Abstract:
Mycobacterial species are one of the most important pathogens and among these members of non-tuberculous mycobacteria (NTM) and mycobacterial tuberculousis complex (MTC) are the causative agent of a relatively milder form of Tuberculosis. Traditional methods for identification of these groups of pathogens are time consuming, lack specificity and sensitivity and furthermore lead to the misidentification due to high similarity index. Therefore, more rapid, specific and
cost-effective methods are required for the accurate identification of Mycobacterium species in routine diagnostics. In our study, we identified molecular markers in order to differentiate closely related cousin species of genus Mycobacterium including M. bovis, M. avium, M. leprae and M. tuberculosis.

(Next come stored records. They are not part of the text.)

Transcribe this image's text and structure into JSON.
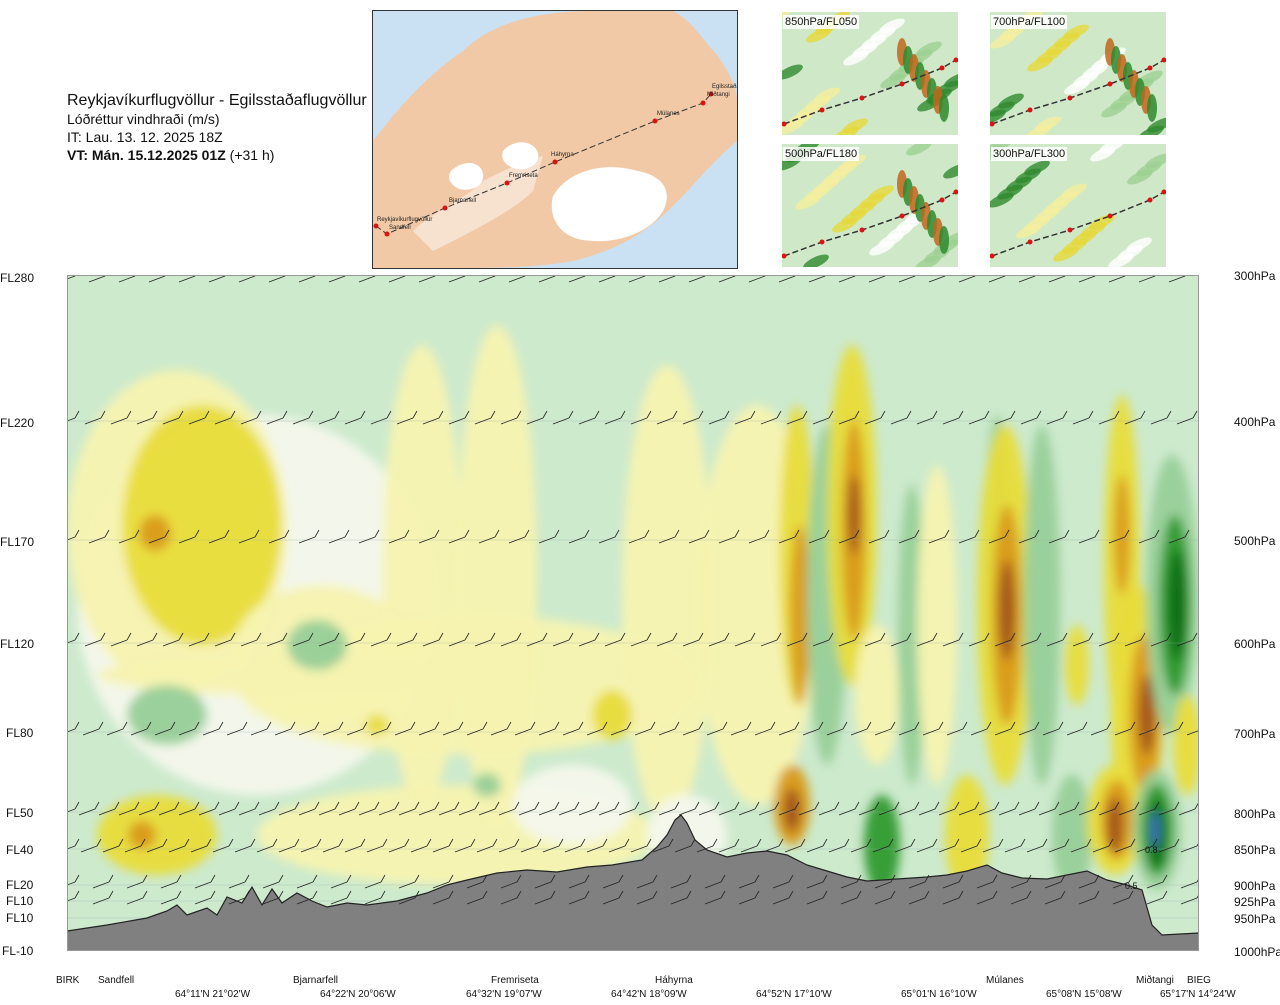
{
  "header": {
    "route": "Reykjavíkurflugvöllur - Egilsstaðaflugvöllur",
    "parameter": "Lóðréttur vindhraði (m/s)",
    "issue_time": "IT: Lau. 13. 12. 2025 18Z",
    "valid_time": "VT: Mán. 15.12.2025 01Z",
    "lead_time": "(+31 h)"
  },
  "map": {
    "waypoints": [
      "Reykjavíkurflugvöllur",
      "Sandfell",
      "Bjarnarfell",
      "Fremriseta",
      "Háhyrna",
      "Múlanes",
      "Miðtangi",
      "Egilsstaðaflugvöllur"
    ],
    "colors": {
      "sea": "#c9e1f2",
      "land": "#f1c9a6",
      "land_light": "#f7e2d0",
      "glacier": "#ffffff",
      "route": "#333333",
      "waypoint": "#dd1111"
    }
  },
  "thumbnails": [
    {
      "label": "850hPa/FL050"
    },
    {
      "label": "700hPa/FL100"
    },
    {
      "label": "500hPa/FL180"
    },
    {
      "label": "300hPa/FL300"
    }
  ],
  "axes": {
    "flight_levels": [
      "FL280",
      "FL220",
      "FL170",
      "FL120",
      "FL80",
      "FL50",
      "FL40",
      "FL20",
      "FL10",
      "FL10",
      "FL-10"
    ],
    "pressure_levels": [
      "300hPa",
      "400hPa",
      "500hPa",
      "600hPa",
      "700hPa",
      "800hPa",
      "850hPa",
      "900hPa",
      "925hPa",
      "950hPa",
      "1000hPa"
    ],
    "waypoint_labels": [
      "BIRK",
      "Sandfell",
      "Bjarnarfell",
      "Fremriseta",
      "Háhyrna",
      "Múlanes",
      "Miðtangi",
      "BIEG"
    ],
    "coordinate_labels": [
      "64°11'N 21°02'W",
      "64°22'N 20°06'W",
      "64°32'N 19°07'W",
      "64°42'N 18°09'W",
      "64°52'N 17°10'W",
      "65°01'N 16°10'W",
      "65°08'N 15°08'W",
      "65°17'N 14°24'W"
    ]
  },
  "chart_data": {
    "type": "heatmap",
    "title": "Lóðréttur vindhraði (m/s)",
    "x_waypoints": [
      "BIRK",
      "Sandfell",
      "Bjarnarfell",
      "Fremriseta",
      "Háhyrna",
      "Múlanes",
      "Miðtangi",
      "BIEG"
    ],
    "y_pressure_hpa": [
      300,
      400,
      500,
      600,
      700,
      800,
      850,
      900,
      925,
      950,
      1000
    ],
    "y_flight_levels": [
      "FL280",
      "FL220",
      "FL170",
      "FL120",
      "FL80",
      "FL50",
      "FL40",
      "FL20",
      "FL10",
      "FL10",
      "FL-10"
    ],
    "colors": {
      "downdraft_strong": "#a0521e",
      "downdraft_moderate": "#d99a18",
      "downdraft_weak": "#e8dc3a",
      "downdraft_slight": "#f7f3b0",
      "neutral": "#f4f8ec",
      "updraft_slight": "#cdeacd",
      "updraft_weak": "#97cf98",
      "updraft_moderate": "#2e9a2e",
      "updraft_strong": "#0c6e16",
      "updraft_extreme": "#3e6fc0",
      "terrain": "#808080"
    },
    "annotations": [
      "0.8",
      "0.5"
    ]
  }
}
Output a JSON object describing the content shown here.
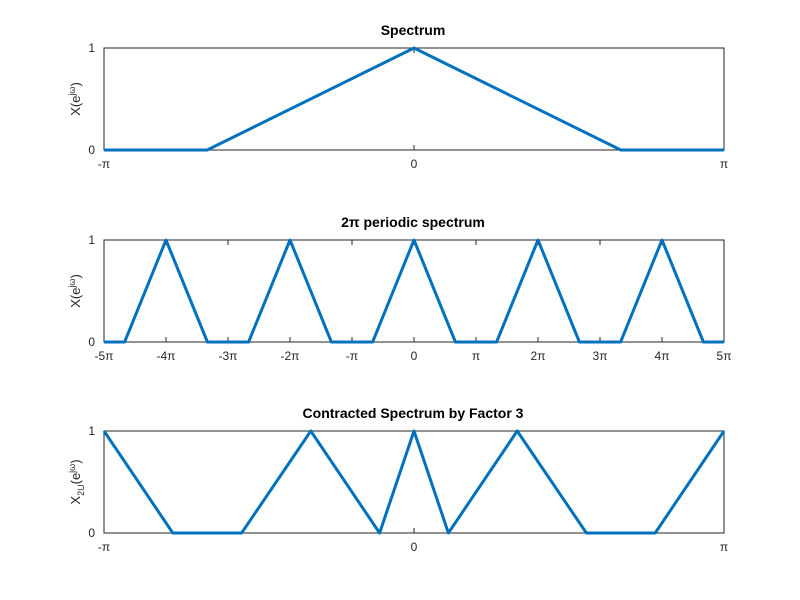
{
  "chart_data": [
    {
      "type": "line",
      "title": "Spectrum",
      "ylabel": {
        "base": "X(e",
        "sup": "jω",
        "tail": ")"
      },
      "xlim": [
        -1,
        1
      ],
      "x_unit": "π",
      "ylim": [
        0,
        1
      ],
      "xticks": [
        {
          "value": -1,
          "label": "-π"
        },
        {
          "value": 0,
          "label": "0"
        },
        {
          "value": 1,
          "label": "π"
        }
      ],
      "yticks": [
        {
          "value": 0,
          "label": "0"
        },
        {
          "value": 1,
          "label": "1"
        }
      ],
      "series": [
        {
          "x": [
            -1,
            -0.667,
            0,
            0.667,
            1
          ],
          "y": [
            0,
            0,
            1,
            0,
            0
          ]
        }
      ]
    },
    {
      "type": "line",
      "title": "2π periodic spectrum",
      "ylabel": {
        "base": "X(e",
        "sup": "jω",
        "tail": ")"
      },
      "xlim": [
        -5,
        5
      ],
      "x_unit": "π",
      "ylim": [
        0,
        1
      ],
      "xticks": [
        {
          "value": -5,
          "label": "-5π"
        },
        {
          "value": -4,
          "label": "-4π"
        },
        {
          "value": -3,
          "label": "-3π"
        },
        {
          "value": -2,
          "label": "-2π"
        },
        {
          "value": -1,
          "label": "-π"
        },
        {
          "value": 0,
          "label": "0"
        },
        {
          "value": 1,
          "label": "π"
        },
        {
          "value": 2,
          "label": "2π"
        },
        {
          "value": 3,
          "label": "3π"
        },
        {
          "value": 4,
          "label": "4π"
        },
        {
          "value": 5,
          "label": "5π"
        }
      ],
      "yticks": [
        {
          "value": 0,
          "label": "0"
        },
        {
          "value": 1,
          "label": "1"
        }
      ],
      "series": [
        {
          "x": [
            -5,
            -4.667,
            -4,
            -3.333,
            -2.667,
            -2,
            -1.333,
            -0.667,
            0,
            0.667,
            1.333,
            2,
            2.667,
            3.333,
            4,
            4.667,
            5
          ],
          "y": [
            0,
            0,
            1,
            0,
            0,
            1,
            0,
            0,
            1,
            0,
            0,
            1,
            0,
            0,
            1,
            0,
            0
          ]
        }
      ]
    },
    {
      "type": "line",
      "title": "Contracted Spectrum by Factor 3",
      "ylabel": {
        "base": "X",
        "sub": "2U",
        "mid": "(e",
        "sup": "jω",
        "tail": ")"
      },
      "xlim": [
        -1,
        1
      ],
      "x_unit": "π",
      "ylim": [
        0,
        1
      ],
      "xticks": [
        {
          "value": -1,
          "label": "-π"
        },
        {
          "value": 0,
          "label": "0"
        },
        {
          "value": 1,
          "label": "π"
        }
      ],
      "yticks": [
        {
          "value": 0,
          "label": "0"
        },
        {
          "value": 1,
          "label": "1"
        }
      ],
      "series": [
        {
          "x": [
            -1,
            -0.778,
            -0.556,
            -0.333,
            -0.111,
            0,
            0.111,
            0.333,
            0.556,
            0.778,
            1
          ],
          "y": [
            1,
            0,
            0,
            1,
            0,
            1,
            0,
            1,
            0,
            0,
            1
          ],
          "_note_skip": true
        }
      ]
    }
  ]
}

The nucleotide sequences of selected unique markers, i.e., enzymes (used previously in various biochemical tests for the identification of M. species) were selected and their ORFs were retrieved and selected functional proteins of respective biosynthetic pathways were compared in-silico. Result suggested that the variations in nucleotide sequences of the selected enzymes can be directly used for M. species discrimination in one step PCR test. We believe that the in-silico identification and storage of these distinctive characteristics of individual M. species will help in more precise recognition of pathogenic strains and hence specie specific targeted therapy.